Anonymous wrote:Are you prepared to look for a new job? Because anyone who would employ you for three years with no raise, and then say "no" when approached about one directly, is not likely to be swayed by a well-phrased email. In fact, they are likely to claim poverty b/c of the new baby.
I encourage you to start a job search now. After you have gone on an interview or two, you will feel much more confident about asking for the raise, because it won't matter if you get it; you'll know you can move on.
But, to answer your question, you have excellent wording here:
"I love [your] family and the girls, but after 3 years making 15 dollars an hour, I think I am entitled to earn a new rate. ... I can't keep working for the same hourly rate."
At this point, you should receive at least $17/hr, which is the least I would imagine someone agreeing to start this job would take.
I think this is the best advice on here OP. I would reword it a bit, and wouldn't use the word "entitled" but otherwise it's excellent advice. You can certainly say "I believe that my reliability and level of care I have provided for three years for your children merits an increase, as does the addition of an infant to the family. I also think my experience would command a significantly higher rate in the marketplace, but my preference would be to stay with all of you. I love the kids and enjoy this job. Is there no opportunity for my income to increase while remaining with your family?"

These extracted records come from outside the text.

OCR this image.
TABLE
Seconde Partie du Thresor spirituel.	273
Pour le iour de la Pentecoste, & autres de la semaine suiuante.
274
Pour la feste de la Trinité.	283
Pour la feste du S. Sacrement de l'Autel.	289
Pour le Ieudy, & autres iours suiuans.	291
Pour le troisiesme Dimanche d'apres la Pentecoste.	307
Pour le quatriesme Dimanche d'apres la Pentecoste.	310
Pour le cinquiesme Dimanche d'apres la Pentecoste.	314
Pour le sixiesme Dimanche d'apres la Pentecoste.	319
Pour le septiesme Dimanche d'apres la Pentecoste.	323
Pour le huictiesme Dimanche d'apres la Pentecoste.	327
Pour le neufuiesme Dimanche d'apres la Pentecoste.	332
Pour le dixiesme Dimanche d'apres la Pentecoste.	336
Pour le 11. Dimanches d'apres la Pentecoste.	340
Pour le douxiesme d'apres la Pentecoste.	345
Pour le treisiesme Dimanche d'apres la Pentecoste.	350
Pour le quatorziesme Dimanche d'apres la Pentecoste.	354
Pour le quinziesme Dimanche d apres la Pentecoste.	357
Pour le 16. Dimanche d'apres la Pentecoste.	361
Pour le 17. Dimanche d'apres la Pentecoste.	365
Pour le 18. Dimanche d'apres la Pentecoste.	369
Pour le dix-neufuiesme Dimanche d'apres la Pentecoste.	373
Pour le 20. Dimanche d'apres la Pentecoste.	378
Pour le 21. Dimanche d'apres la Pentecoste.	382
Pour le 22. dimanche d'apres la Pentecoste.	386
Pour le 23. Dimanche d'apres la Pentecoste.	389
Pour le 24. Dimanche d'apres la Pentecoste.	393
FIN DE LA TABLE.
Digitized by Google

End w/ a question that demands a response, not a threat (like "I'll have to look elsewhere"). But I fundamentally agree w/ this poster that this family is not likely to compensate you as they should and your best option is to look for another position. Of course, if you get an offer then you're in an incredibly strong bargaining position w/ your current family but you might have already decided to leave.
In any case, 3 years without an increase of any kind is pretty inexcusable in my option. I have always given an annual increase, with no increase in the number of kids and including years when they began going to preschool.